Nämlich überweisen das jeweilige Finanzamt und ich uns seit mehreren Jahren immerzu gegenseitig möglichst ungerade Summen an Geld. Sie berechnen eine Vorauszahlung, die ich vorauszahle, dann berechnen sie, dass ich zu wenig vorausgezahlt habe und eine Nachzahlung der Vorauszahlung nötig wird, und nachdem ich auch die bezahlt habe, fällt ihnen ein, dass ich nach einer ganz neuen Berechnung jetzt im Nachhinein zu viel Vorauszahlung nachgezahlt habe und sie zahlen mir im Voraus eine Nachzahlung der nächsten Vorauszahlung nach. Da sie immer abwechselnd zuständig sind und außerdem ihre Kontonummern genauso oft ändern wie meine Steuernummer, kommt nicht alles an, was ich vorauszahle oder nachzahle und dann bekomme ich böse Briefe, warum ich denn die nachträgliche Vorauszahlungsnachzahlung so spät vorauszahle. Dafür berechnen sie Zinsen, und ich zahle also die Zinsen der von mir eigentlich nachgezahlten Vorauszahlung samt neuer vorgezogener Nachzahlung, doch im Nachhinein merken sie, dass ich die Zinsen nicht hätte zahlen müssen, und sie überweisen mit die im Voraus nachgezahlten Vorzinsen wieder zurück, während ich ihnen die nächste vorausberechnete Nachzinsvorzahlung zahle ...

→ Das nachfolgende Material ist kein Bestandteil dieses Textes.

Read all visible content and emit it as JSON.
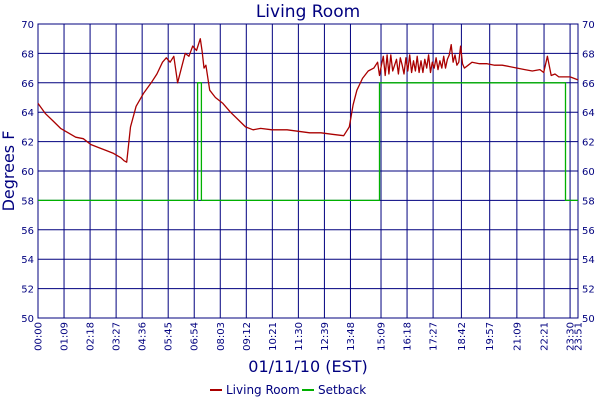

Jetzt scheint das System allerdings zusammengebrochen zu sein, denn ich versuche seit mehreren Wochen, eine vorauschauend verzinste Nachzahlung zu zahlen, und die Bank teilt mir jedesmal kryptisch mit, die Überweisung wäre - ohne Angabe von Gründen - nicht möglich.

Ich vermute, es handelt sich bei der ganzen Sache um eine riesige Geldwäsche-Einrichtung, die inzwischen aufgeflogen ist, und es gibt die Finanzämter Greifswald und Wolgast gar nicht. Sie sind nur die Erfindung eines clever vorausdenkenden Nachzahlungszinskünstler, der sich nun mit dem Geld auf die Bahamas abgesetzt hat. Vielleicht gibt es überhaupt gar kein Finanzamt,  nirgendwo in Deutschland, sondern nur eine große Anzahl undurchschaubarer Konten, durch die die Gelder über einen kleinen Schweizer Umweg direkt in die Südsee fließen, wo die Erfinder der sogenannten Finanzämter sitzen, ein paar reiche Ganoven, die mit dem deutschen Staat überhaupt nichts zu tun haben. Wenn man den Gedanken philosophisch zu Ende denkt, folgt aus der Tatsache, dass es keine Finanzämter gibt, dass es auch keine Steuern gibt.

Es ist also eine durchaus machbare Idee der FDP, sie zu senken.